Max’s friend, Marcel and his wife Marcelle Demay, both deaf and non-Jewish visited them often. They lived in Cachan near Paris. Max and Marcel played football together in a deaf sports club. Marcelle took care of Esther when Rose went to work until they escaped from the French police. They were lucky to have such caring friends. In 1942, Max and Rose gave them a suitcase to hide in their pace which consisted pictures, jewelry, etc. and asked them to hold it until the war is over and if they survive.

Rose’s mother paid a very high price to get false identification paper for herself, Rose and her sister. They decided to stop using it after two months because they were afraid.

Rose, along with her mother and Esther visited Max three times between 1941 to 1942. One day, Max and a hearing friend, Petros decided to escape, they took an electric train, 30 miles to Rose’s apartment. Rose’s mother was so terrified for everyone’s life so he went into hiding in the basement. He was famished after a few days and came out and asked for some food, but no one had enough for themselves so he decided to return to the camps where they had served pretty good food. There were two deaf people in this camp besides Max. One of them was L. Ungar. Max was deported to Birkenau in 1942 from France and never returned. Rose’s father was also deported and killed in 1942.
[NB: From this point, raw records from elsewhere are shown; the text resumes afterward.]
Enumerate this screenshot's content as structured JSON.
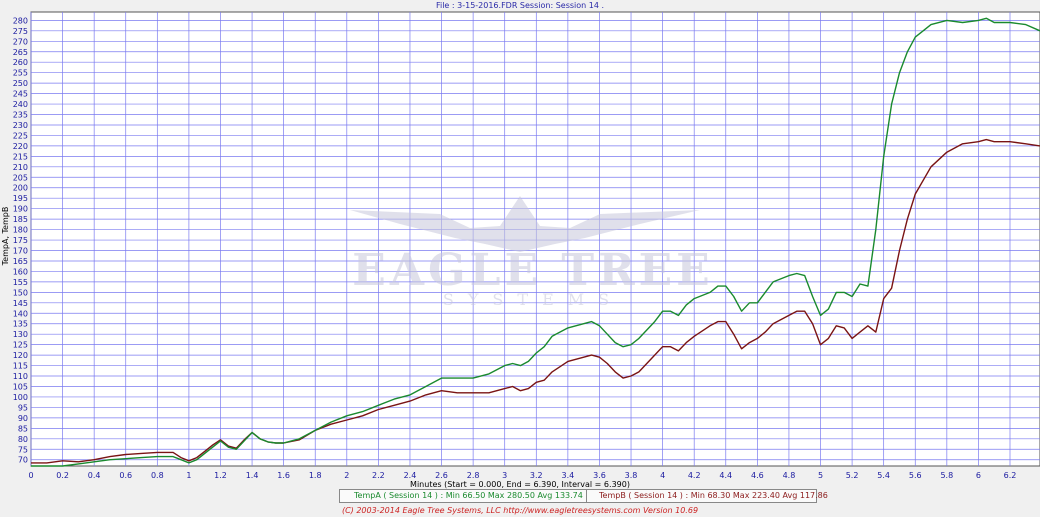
{
  "header": {
    "title": "File : 3-15-2016.FDR   Session: Session 14 ."
  },
  "legend": {
    "a": "TempA ( Session 14 ) : Min 66.50   Max 280.50   Avg 133.74",
    "b": "TempB ( Session 14 ) : Min 68.30   Max 223.40   Avg 117.86"
  },
  "footer": {
    "copyright": "(C) 2003-2014 Eagle Tree Systems, LLC  http://www.eagletreesystems.com  Version 10.69"
  },
  "watermark": {
    "line1": "EAGLE TREE",
    "line2": "SYSTEMS"
  },
  "colors": {
    "tempA": "#1a8a2e",
    "tempB": "#7a1414",
    "grid": "#7a7af0",
    "axis_text": "#1a1aa0"
  },
  "chart_data": {
    "type": "line",
    "title": "File : 3-15-2016.FDR   Session: Session 14 .",
    "xlabel": "Minutes (Start = 0.000,  End = 6.390,  Interval = 6.390)",
    "ylabel": "TempA, TempB",
    "xlim": [
      0,
      6.39
    ],
    "ylim": [
      67,
      284
    ],
    "grid": true,
    "x_ticks": [
      0,
      0.2,
      0.4,
      0.6,
      0.8,
      1,
      1.2,
      1.4,
      1.6,
      1.8,
      2,
      2.2,
      2.4,
      2.6,
      2.8,
      3,
      3.2,
      3.4,
      3.6,
      3.8,
      4,
      4.2,
      4.4,
      4.6,
      4.8,
      5,
      5.2,
      5.4,
      5.6,
      5.8,
      6,
      6.2
    ],
    "y_ticks": [
      70,
      75,
      80,
      85,
      90,
      95,
      100,
      105,
      110,
      115,
      120,
      125,
      130,
      135,
      140,
      145,
      150,
      155,
      160,
      165,
      170,
      175,
      180,
      185,
      190,
      195,
      200,
      205,
      210,
      215,
      220,
      225,
      230,
      235,
      240,
      245,
      250,
      255,
      260,
      265,
      270,
      275,
      280
    ],
    "series": [
      {
        "name": "TempA",
        "x": [
          0,
          0.1,
          0.2,
          0.3,
          0.4,
          0.5,
          0.6,
          0.7,
          0.8,
          0.85,
          0.9,
          0.95,
          1.0,
          1.05,
          1.1,
          1.15,
          1.2,
          1.25,
          1.3,
          1.35,
          1.4,
          1.45,
          1.5,
          1.55,
          1.6,
          1.7,
          1.8,
          1.9,
          2.0,
          2.1,
          2.2,
          2.3,
          2.4,
          2.5,
          2.6,
          2.7,
          2.8,
          2.9,
          3.0,
          3.05,
          3.1,
          3.15,
          3.2,
          3.25,
          3.3,
          3.4,
          3.5,
          3.55,
          3.6,
          3.65,
          3.7,
          3.75,
          3.8,
          3.85,
          3.9,
          3.95,
          4.0,
          4.05,
          4.1,
          4.15,
          4.2,
          4.3,
          4.35,
          4.4,
          4.45,
          4.5,
          4.55,
          4.6,
          4.65,
          4.7,
          4.8,
          4.85,
          4.9,
          4.95,
          5.0,
          5.05,
          5.1,
          5.15,
          5.2,
          5.25,
          5.3,
          5.35,
          5.4,
          5.45,
          5.5,
          5.55,
          5.6,
          5.7,
          5.8,
          5.9,
          6.0,
          6.05,
          6.1,
          6.2,
          6.3,
          6.39
        ],
        "y": [
          67,
          67,
          67,
          68,
          69,
          70,
          70.5,
          71,
          71.5,
          71.5,
          71.5,
          70,
          68.5,
          70,
          73,
          76,
          79,
          76,
          75,
          79,
          83,
          80,
          78.5,
          78,
          78,
          80,
          84,
          88,
          91,
          93,
          96,
          99,
          101,
          105,
          109,
          109,
          109,
          111,
          115,
          116,
          115,
          117,
          121,
          124,
          129,
          133,
          135,
          136,
          134,
          130,
          126,
          124,
          125,
          128,
          132,
          136,
          141,
          141,
          139,
          144,
          147,
          150,
          153,
          153,
          148,
          141,
          145,
          145,
          150,
          155,
          158,
          159,
          158,
          148,
          139,
          142,
          150,
          150,
          148,
          154,
          153,
          180,
          215,
          240,
          255,
          265,
          272,
          278,
          280,
          279,
          280,
          281,
          279,
          279,
          278,
          275
        ]
      },
      {
        "name": "TempB",
        "x": [
          0,
          0.1,
          0.2,
          0.3,
          0.4,
          0.5,
          0.6,
          0.7,
          0.8,
          0.85,
          0.9,
          0.95,
          1.0,
          1.05,
          1.1,
          1.15,
          1.2,
          1.25,
          1.3,
          1.35,
          1.4,
          1.45,
          1.5,
          1.55,
          1.6,
          1.7,
          1.8,
          1.9,
          2.0,
          2.1,
          2.2,
          2.3,
          2.4,
          2.5,
          2.6,
          2.7,
          2.8,
          2.9,
          3.0,
          3.05,
          3.1,
          3.15,
          3.2,
          3.25,
          3.3,
          3.4,
          3.5,
          3.55,
          3.6,
          3.65,
          3.7,
          3.75,
          3.8,
          3.85,
          3.9,
          3.95,
          4.0,
          4.05,
          4.1,
          4.15,
          4.2,
          4.3,
          4.35,
          4.4,
          4.45,
          4.5,
          4.55,
          4.6,
          4.65,
          4.7,
          4.8,
          4.85,
          4.9,
          4.95,
          5.0,
          5.05,
          5.1,
          5.15,
          5.2,
          5.25,
          5.3,
          5.35,
          5.4,
          5.45,
          5.5,
          5.55,
          5.6,
          5.7,
          5.8,
          5.9,
          6.0,
          6.05,
          6.1,
          6.2,
          6.3,
          6.39
        ],
        "y": [
          68.5,
          68.5,
          69.5,
          69,
          70,
          71.5,
          72.5,
          73,
          73.5,
          73.5,
          73.5,
          71,
          69.5,
          71,
          74,
          77,
          79.5,
          76.5,
          75.5,
          79.5,
          83,
          80,
          78.5,
          78,
          78,
          79.5,
          84,
          87,
          89,
          91,
          94,
          96,
          98,
          101,
          103,
          102,
          102,
          102,
          104,
          105,
          103,
          104,
          107,
          108,
          112,
          117,
          119,
          120,
          119,
          116,
          112,
          109,
          110,
          112,
          116,
          120,
          124,
          124,
          122,
          126,
          129,
          134,
          136,
          136,
          130,
          123,
          126,
          128,
          131,
          135,
          139,
          141,
          141,
          135,
          125,
          128,
          134,
          133,
          128,
          131,
          134,
          131,
          147,
          152,
          170,
          185,
          197,
          210,
          217,
          221,
          222,
          223,
          222,
          222,
          221,
          220
        ]
      }
    ]
  }
}
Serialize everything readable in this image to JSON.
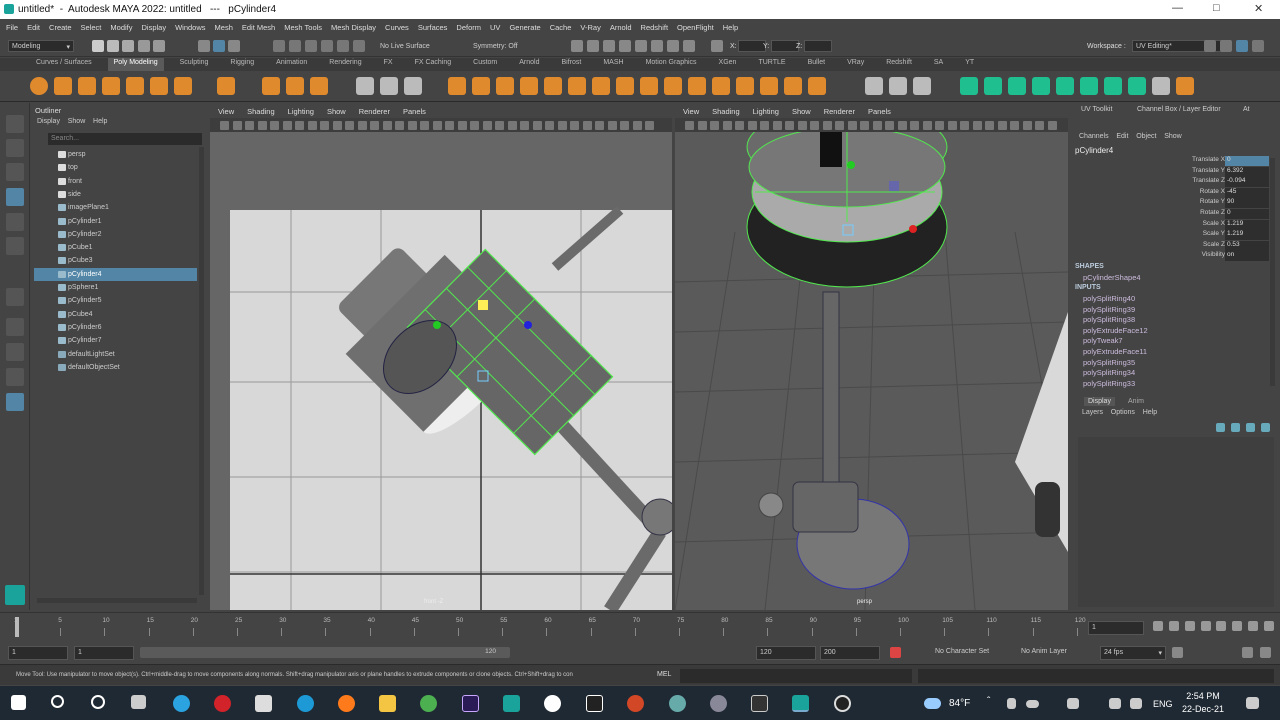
{
  "window": {
    "title": "untitled*  -  Autodesk MAYA 2022: untitled   ---   pCylinder4"
  },
  "menubar": [
    "File",
    "Edit",
    "Create",
    "Select",
    "Modify",
    "Display",
    "Windows",
    "Mesh",
    "Edit Mesh",
    "Mesh Tools",
    "Mesh Display",
    "Curves",
    "Surfaces",
    "Deform",
    "UV",
    "Generate",
    "Cache",
    "V-Ray",
    "Arnold",
    "Redshift",
    "OpenFlight",
    "Help"
  ],
  "statusline": {
    "mode": "Modeling",
    "live_surface": "No Live Surface",
    "symmetry": "Symmetry: Off",
    "coord_x": "X:",
    "coord_y": "Y:",
    "coord_z": "Z:",
    "workspace_label": "Workspace :",
    "workspace": "UV Editing*"
  },
  "shelf_tabs": [
    "Curves / Surfaces",
    "Poly Modeling",
    "Sculpting",
    "Rigging",
    "Animation",
    "Rendering",
    "FX",
    "FX Caching",
    "Custom",
    "Arnold",
    "Bifrost",
    "MASH",
    "Motion Graphics",
    "XGen",
    "TURTLE",
    "Bullet",
    "VRay",
    "Redshift",
    "SA",
    "YT"
  ],
  "shelf_active": "Poly Modeling",
  "outliner": {
    "title": "Outliner",
    "menu": [
      "Display",
      "Show",
      "Help"
    ],
    "search_placeholder": "Search...",
    "items": [
      {
        "label": "persp",
        "icon": "camera-icon",
        "selected": false
      },
      {
        "label": "top",
        "icon": "camera-icon",
        "selected": false
      },
      {
        "label": "front",
        "icon": "camera-icon",
        "selected": false
      },
      {
        "label": "side",
        "icon": "camera-icon",
        "selected": false
      },
      {
        "label": "imagePlane1",
        "icon": "image-plane-icon",
        "selected": false
      },
      {
        "label": "pCylinder1",
        "icon": "mesh-icon",
        "selected": false
      },
      {
        "label": "pCylinder2",
        "icon": "mesh-icon",
        "selected": false
      },
      {
        "label": "pCube1",
        "icon": "mesh-icon",
        "selected": false
      },
      {
        "label": "pCube3",
        "icon": "mesh-icon",
        "selected": false
      },
      {
        "label": "pCylinder4",
        "icon": "mesh-icon",
        "selected": true
      },
      {
        "label": "pSphere1",
        "icon": "mesh-icon",
        "selected": false
      },
      {
        "label": "pCylinder5",
        "icon": "mesh-icon",
        "selected": false
      },
      {
        "label": "pCube4",
        "icon": "mesh-icon",
        "selected": false
      },
      {
        "label": "pCylinder6",
        "icon": "mesh-icon",
        "selected": false
      },
      {
        "label": "pCylinder7",
        "icon": "mesh-icon",
        "selected": false
      },
      {
        "label": "defaultLightSet",
        "icon": "set-icon",
        "selected": false
      },
      {
        "label": "defaultObjectSet",
        "icon": "set-icon",
        "selected": false
      }
    ]
  },
  "viewport_menu": [
    "View",
    "Shading",
    "Lighting",
    "Show",
    "Renderer",
    "Panels"
  ],
  "viewport1": {
    "camera": "front -Z"
  },
  "viewport2": {
    "camera": "persp"
  },
  "channel_box": {
    "tabs": [
      "UV Toolkit",
      "Channel Box / Layer Editor",
      "At"
    ],
    "menu": [
      "Channels",
      "Edit",
      "Object",
      "Show"
    ],
    "object": "pCylinder4",
    "attributes": [
      {
        "label": "Translate X",
        "value": "0"
      },
      {
        "label": "Translate Y",
        "value": "6.392"
      },
      {
        "label": "Translate Z",
        "value": "-0.094"
      },
      {
        "label": "Rotate X",
        "value": "-45"
      },
      {
        "label": "Rotate Y",
        "value": "90"
      },
      {
        "label": "Rotate Z",
        "value": "0"
      },
      {
        "label": "Scale X",
        "value": "1.219"
      },
      {
        "label": "Scale Y",
        "value": "1.219"
      },
      {
        "label": "Scale Z",
        "value": "0.53"
      },
      {
        "label": "Visibility",
        "value": "on"
      }
    ],
    "shapes_label": "SHAPES",
    "shape": "pCylinderShape4",
    "inputs_label": "INPUTS",
    "inputs": [
      "polySplitRing40",
      "polySplitRing39",
      "polySplitRing38",
      "polyExtrudeFace12",
      "polyTweak7",
      "polyExtrudeFace11",
      "polySplitRing35",
      "polySplitRing34",
      "polySplitRing33"
    ]
  },
  "layer_editor": {
    "tabs": [
      "Display",
      "Anim"
    ],
    "menu": [
      "Layers",
      "Options",
      "Help"
    ]
  },
  "timeslider": {
    "ticks": [
      "1",
      "5",
      "10",
      "15",
      "20",
      "25",
      "30",
      "35",
      "40",
      "45",
      "50",
      "55",
      "60",
      "65",
      "70",
      "75",
      "80",
      "85",
      "90",
      "95",
      "100",
      "105",
      "110",
      "115",
      "120"
    ],
    "current": "1"
  },
  "range": {
    "start": "1",
    "start2": "1",
    "range_end_label": "120",
    "end": "120",
    "end2": "200",
    "character_set": "No Character Set",
    "anim_layer": "No Anim Layer",
    "fps": "24 fps"
  },
  "help_line": {
    "message": "Move Tool: Use manipulator to move object(s). Ctrl+middle-drag to move components along normals. Shift+drag manipulator axis or plane handles to extrude components or clone objects. Ctrl+Shift+drag to con",
    "mel": "MEL"
  },
  "taskbar": {
    "weather": "84°F",
    "lang": "ENG",
    "time": "2:54 PM",
    "date": "22-Dec-21"
  },
  "colors": {
    "selection": "#5285a6",
    "wireframe": "#52e84e",
    "panel": "#444444"
  }
}
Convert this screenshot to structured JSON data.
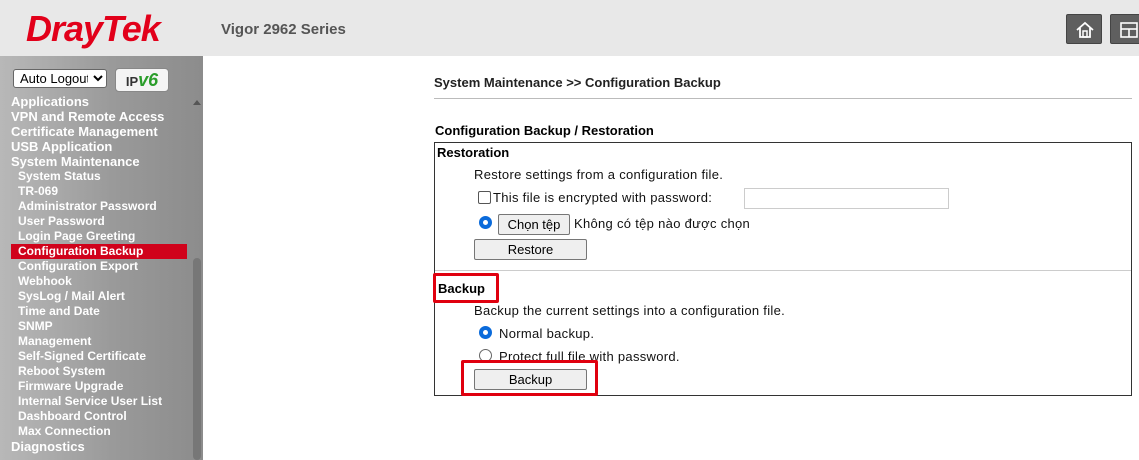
{
  "header": {
    "logo_text": "DrayTek",
    "model": "Vigor 2962 Series",
    "icons": [
      "home-icon",
      "layout-icon"
    ]
  },
  "sidebar": {
    "logout_select": "Auto Logout",
    "ipv6_badge": "IPv6",
    "menu": [
      {
        "label": "Applications",
        "level": "top"
      },
      {
        "label": "VPN and Remote Access",
        "level": "top"
      },
      {
        "label": "Certificate Management",
        "level": "top"
      },
      {
        "label": "USB Application",
        "level": "top"
      },
      {
        "label": "System Maintenance",
        "level": "top"
      },
      {
        "label": "System Status",
        "level": "sub"
      },
      {
        "label": "TR-069",
        "level": "sub"
      },
      {
        "label": "Administrator Password",
        "level": "sub"
      },
      {
        "label": "User Password",
        "level": "sub"
      },
      {
        "label": "Login Page Greeting",
        "level": "sub"
      },
      {
        "label": "Configuration Backup",
        "level": "sub",
        "active": true
      },
      {
        "label": "Configuration Export",
        "level": "sub"
      },
      {
        "label": "Webhook",
        "level": "sub"
      },
      {
        "label": "SysLog / Mail Alert",
        "level": "sub"
      },
      {
        "label": "Time and Date",
        "level": "sub"
      },
      {
        "label": "SNMP",
        "level": "sub"
      },
      {
        "label": "Management",
        "level": "sub"
      },
      {
        "label": "Self-Signed Certificate",
        "level": "sub"
      },
      {
        "label": "Reboot System",
        "level": "sub"
      },
      {
        "label": "Firmware Upgrade",
        "level": "sub"
      },
      {
        "label": "Internal Service User List",
        "level": "sub"
      },
      {
        "label": "Dashboard Control",
        "level": "sub"
      },
      {
        "label": "Max Connection",
        "level": "sub"
      },
      {
        "label": "Diagnostics",
        "level": "top"
      }
    ]
  },
  "main": {
    "breadcrumb": "System Maintenance >> Configuration Backup",
    "section_title": "Configuration Backup / Restoration",
    "restoration": {
      "heading": "Restoration",
      "description": "Restore settings from a configuration file.",
      "encrypted_label": "This file is encrypted with password:",
      "encrypted_checked": false,
      "password_value": "",
      "choose_file_button": "Chọn tệp",
      "no_file_text": "Không có tệp nào được chọn",
      "restore_button": "Restore"
    },
    "backup": {
      "heading": "Backup",
      "description": "Backup the current settings into a configuration file.",
      "normal_option": "Normal backup.",
      "protect_option": "Protect full file with password.",
      "selected": "normal",
      "backup_button": "Backup"
    }
  },
  "colors": {
    "brand_red": "#e2001a",
    "active_menu": "#d0021b",
    "highlight": "#e0000f",
    "radio_blue": "#0b6bdb"
  }
}
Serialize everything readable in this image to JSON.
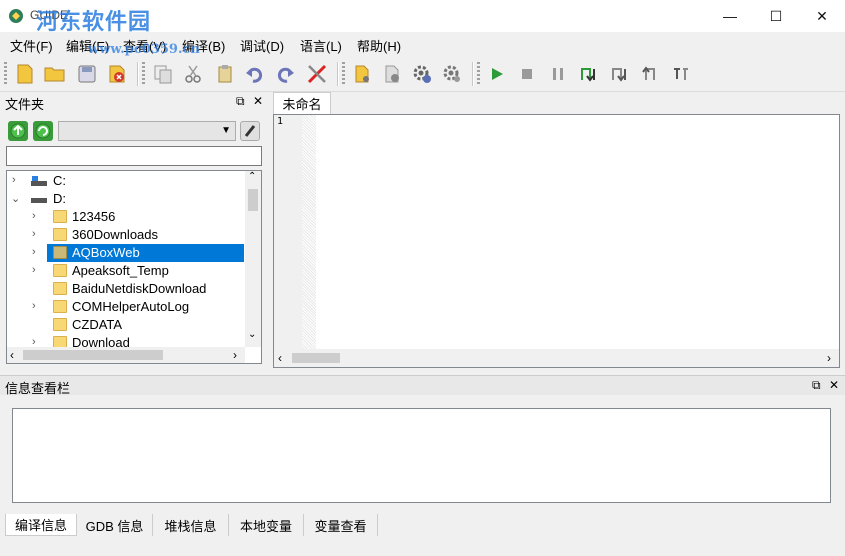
{
  "window": {
    "title": "GUIDE",
    "minimize": "—",
    "maximize": "☐",
    "close": "✕"
  },
  "watermark": {
    "text": "河东软件园",
    "url": "www.pc0359.cn"
  },
  "menu": [
    "文件(F)",
    "编辑(E)",
    "查看(V)",
    "编译(B)",
    "调试(D)",
    "语言(L)",
    "帮助(H)"
  ],
  "toolbar": {
    "buttons": [
      "new-file-icon",
      "open-folder-icon",
      "save-icon",
      "close-file-icon",
      "copy-icon",
      "cut-icon",
      "paste-icon",
      "undo-icon",
      "redo-icon",
      "tools-icon",
      "compile-icon",
      "build-icon",
      "settings-icon",
      "settings2-icon",
      "run-icon",
      "stop-icon",
      "pause-icon",
      "step-into-icon",
      "step-over-icon",
      "step-out-icon",
      "run-to-cursor-icon"
    ],
    "colors": {
      "run": "#2e9b3a",
      "stop": "#9a9a9a",
      "accent": "#0078d7"
    }
  },
  "file_panel": {
    "title": "文件夹",
    "combo_value": "",
    "path_value": "",
    "tree": [
      {
        "label": "C:",
        "type": "drive",
        "expanded": false
      },
      {
        "label": "D:",
        "type": "drive",
        "expanded": true
      },
      {
        "label": "123456",
        "type": "folder"
      },
      {
        "label": "360Downloads",
        "type": "folder"
      },
      {
        "label": "AQBoxWeb",
        "type": "folder",
        "selected": true
      },
      {
        "label": "Apeaksoft_Temp",
        "type": "folder"
      },
      {
        "label": "BaiduNetdiskDownload",
        "type": "folder"
      },
      {
        "label": "COMHelperAutoLog",
        "type": "folder"
      },
      {
        "label": "CZDATA",
        "type": "folder"
      },
      {
        "label": "Download",
        "type": "folder"
      }
    ]
  },
  "editor": {
    "tab_label": "未命名",
    "line_numbers": [
      "1"
    ]
  },
  "info_panel": {
    "title": "信息查看栏",
    "tabs": [
      "编译信息",
      "GDB 信息",
      "堆栈信息",
      "本地变量",
      "变量查看"
    ],
    "active_tab": 0
  }
}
Rose worked for a company that manufactured furs. The people there who worked on sewing machines like Rose were limited to five needles per day. They would be killed in front of the building outside if they broke them all. It was difficult not to break the needles as there were some furs like cats faces that was thick that made it easy to break the needles. Rose had some close calls when she had one or two left. She worked as a slave there for two years from 1942 to 1944.

They paid for a Christian baby-sitter to care for Esther while Rose went hiding in the basement for nine months at their summer house. She took care of her until the war ended in 1945. They visited each other when time permitted.

After the war ended, Rose went over to the Demay’s. She was so fortunate to have been able to have her suitcase returned. Max’s photos show their school days at the Israelite School for the Deaf and their temporary escape to Paris and Max’s arrest in Gestapo. What an unusual situation! Rose and her mother spent two years in Venezuela where they offered all survivors cheap rent and food.

In 1949, Rose decided to visit New York with Esther. They flew on Pan Am, and had a big scare as there was bad weather in New York. The plane was shaking so much that everyone fumed white. They were forced to make a emergency landing in Washington, D.C. From there, they took a train to New York. Max’s parents met them at the station. Rose and Esther had a visa that allowed them to stay in New York up to two months, they asked for an extension~twice and stayed for another 5 months. Two weeks before it was about to expire and time to return to Venezuela, she met Ted Rosman, an Hungarian Jew who was hard of hearing offered to marry her. They got married in 1950. In 1952, Rose became an American Citizen. Her mother and sister followed her to New York and became U.S. Citizens too.

Esther got married in 1962 and was going to settle down in Los Angeles. Max’s parents attended the wedding! Rose was too heartbroken to be separated from her only child, she decided to move to Los Angeles in 1963. She flew to New York often to visit her mother and sister.

Rose and Ted got divorced in 1979. Rose has been so busy volunteering her time to the deaf and blind people in the Los Angeles, California area. What a big hearted woman!